CFP: Neuroscience and Modern Fiction
Kai Frederik Lorentzen
lorentzen at hotmail.de
Sat Mar 23 05:18:06 CDT 2013
http://www.newstatesman.com/culture/books/2012/09/your-brain-pseudoscience
"Happily, a new branch of the neuroscience explains everything genre may
be created at any time by the simple expedient of adding the prefix
“neuro” to whatever you are talking about. Thus, “neuroeconomics” is the
latest in a long line of rhetorical attempts to sell the dismal science
as a hard one; “molecular gastronomy” has now been trumped in the
scientised gluttony stakes by “neurogastronomy”; students of Republican
and Democratic brains are doing “neuropolitics”; literature academics
practise “neurocriticism”. There is “neurotheology”, “neuromagic”
(according to /Sleights of Mind/, an amusing book about how conjurors
exploit perceptual bias) and even “neuromarketing”. Hoping it’s not too
late to jump on the bandwagon, I have decided to announce that I, too,
am skilled in the newly minted fields of neuroprocrastination and
neuroflâneurship."
Sorry, couldn't resist!
(In Proust you'll find a lot of proto-neuroscience, though.)
On 23.03.2013 09:23, Krafft, John M. wrote:
> Call for Papers: Upcoming Special Issue of Modern Fiction Studies
>
> Neuroscience and Modern Fiction
> Guest Editor: Stephen J. Burn
> Deadline for Submissions: 1 February 2014
>
> The Editors of MFS seek essays that consider how modern fiction has
> evolved in dialogue with the neuroscientific revolution. In the
> aftermath of the so-called “Decade of the Brain” (the 1990s), a new
> wave of accessible surveys of brain research propounded a
> neuro-rhetoric that increasingly presents itself as the authoritative
> mode for addressing the total constellation of experience that once
> constituted the novel’s natural territory. But while scholars have
> drawn on the new sciences of mind to retool narratological studies and
> to facilitate Cognitive Historicist readings of classic literary
> texts, literary critics have rarely explored the ways that modern
> fiction has absorbed or contested the influence of neuroscience
> thought. What implications does the fertile intersection of
> neuroscience and narrative carry for fiction’s traditional building
> blocks (character motivation, plot structures, narrative
> architecture)? How does the novel’s language evolve in response to
> neuro-rhetoric? In terms of the broader conceptual issues, how is the
> neuroscientific conception of the self challenged or explored in
> fiction? What are the epistemological consequences of neural
> determinism for the novel’s fascination with contingency? How do our
> notions of genre evolve in a neurocentric age?
>
> Such examples are indicative not exhaustive, and we invite essays that
> explore how modern fiction has engaged with the new sciences of mind.

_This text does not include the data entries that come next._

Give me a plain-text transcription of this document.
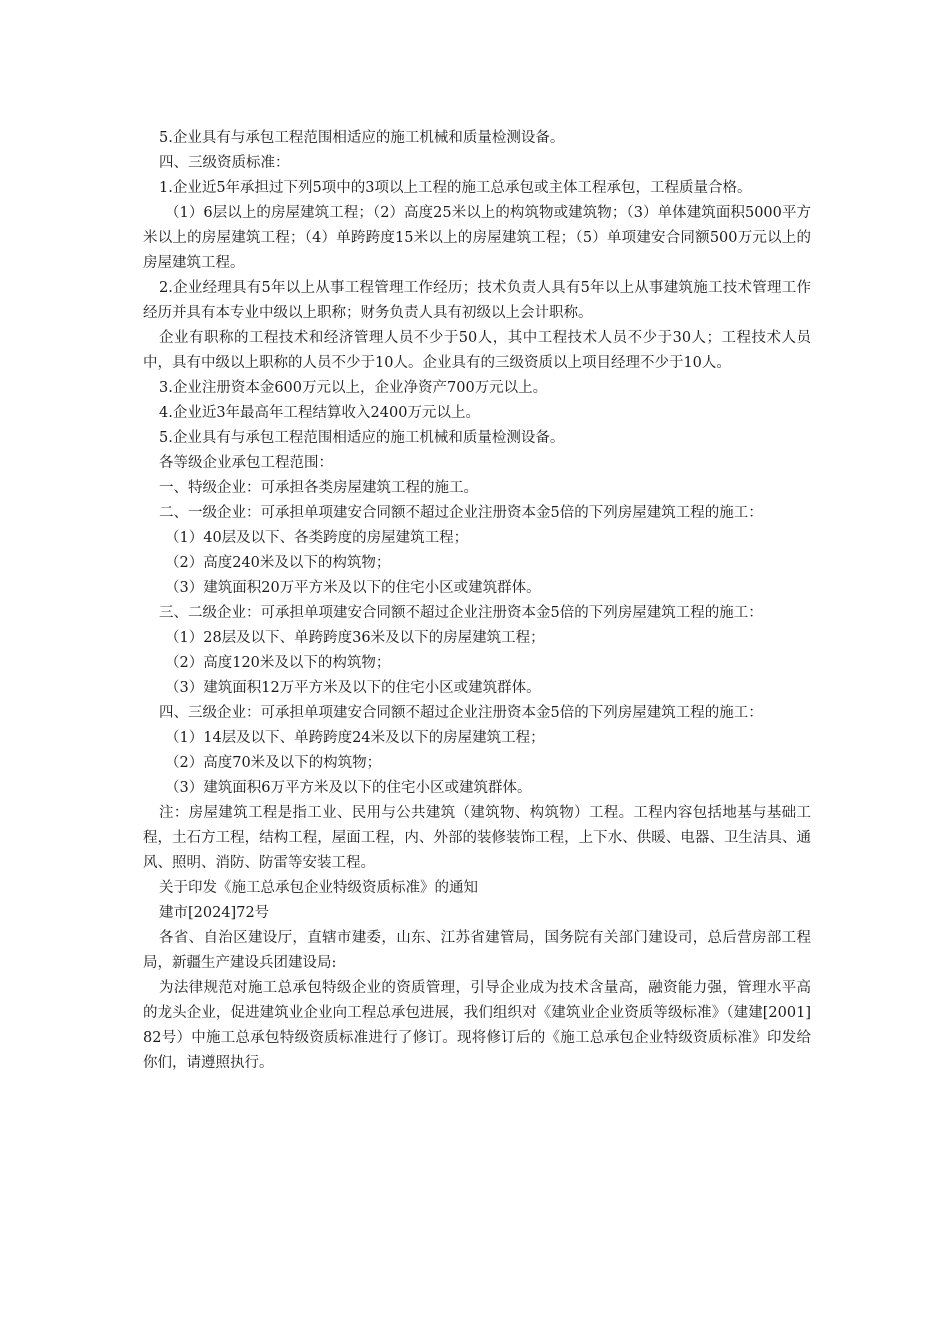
5.企业具有与承包工程范围相适应的施工机械和质量检测设备。

四、三级资质标准：

1.企业近5年承担过下列5项中的3项以上工程的施工总承包或主体工程承包，工程质量合格。

（1）6层以上的房屋建筑工程；（2）高度25米以上的构筑物或建筑物；（3）单体建筑面积5000平方米以上的房屋建筑工程；（4）单跨跨度15米以上的房屋建筑工程；（5）单项建安合同额500万元以上的房屋建筑工程。

2.企业经理具有5年以上从事工程管理工作经历；技术负责人具有5年以上从事建筑施工技术管理工作经历并具有本专业中级以上职称；财务负责人具有初级以上会计职称。

企业有职称的工程技术和经济管理人员不少于50人，其中工程技术人员不少于30人；工程技术人员中，具有中级以上职称的人员不少于10人。企业具有的三级资质以上项目经理不少于10人。

3.企业注册资本金600万元以上，企业净资产700万元以上。

4.企业近3年最高年工程结算收入2400万元以上。

5.企业具有与承包工程范围相适应的施工机械和质量检测设备。

各等级企业承包工程范围：

一、特级企业：可承担各类房屋建筑工程的施工。

二、一级企业：可承担单项建安合同额不超过企业注册资本金5倍的下列房屋建筑工程的施工：

（1）40层及以下、各类跨度的房屋建筑工程；

（2）高度240米及以下的构筑物；

（3）建筑面积20万平方米及以下的住宅小区或建筑群体。

三、二级企业：可承担单项建安合同额不超过企业注册资本金5倍的下列房屋建筑工程的施工：

（1）28层及以下、单跨跨度36米及以下的房屋建筑工程；

（2）高度120米及以下的构筑物；

（3）建筑面积12万平方米及以下的住宅小区或建筑群体。

四、三级企业：可承担单项建安合同额不超过企业注册资本金5倍的下列房屋建筑工程的施工：

（1）14层及以下、单跨跨度24米及以下的房屋建筑工程；

（2）高度70米及以下的构筑物；

（3）建筑面积6万平方米及以下的住宅小区或建筑群体。

注：房屋建筑工程是指工业、民用与公共建筑（建筑物、构筑物）工程。工程内容包括地基与基础工程，土石方工程，结构工程，屋面工程，内、外部的装修装饰工程，上下水、供暖、电器、卫生洁具、通风、照明、消防、防雷等安装工程。

关于印发《施工总承包企业特级资质标准》的通知

建市[2024]72号

各省、自治区建设厅，直辖市建委，山东、江苏省建管局，国务院有关部门建设司，总后营房部工程局，新疆生产建设兵团建设局:

为法律规范对施工总承包特级企业的资质管理，引导企业成为技术含量高，融资能力强，管理水平高的龙头企业，促进建筑业企业向工程总承包进展，我们组织对《建筑业企业资质等级标准》（建建[2001]82号）中施工总承包特级资质标准进行了修订。现将修订后的《施工总承包企业特级资质标准》印发给你们，请遵照执行。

> Essays on individual writers and works are welcome, as well as essays
> on broader trends and issues raised by literature’s
> cross-fertilization with neuroscience.
>
> Essays should be 7,000 - 8,500 words, including all quotations and
> bibliographic references, and should follow the MLA Style Manual (7th
> edition) for internal citation and Works Cited. Please submit your
> essay via the online submission form at the following web address:
> https://www.cla.purdue.edu/english/mfs/special_issues/
>
> Queries should be directed to Stephen J. Burn (sburn at nmu.edu).
>
> [Stephen tells me he'd like to see Pynchon's work represented in the issue.]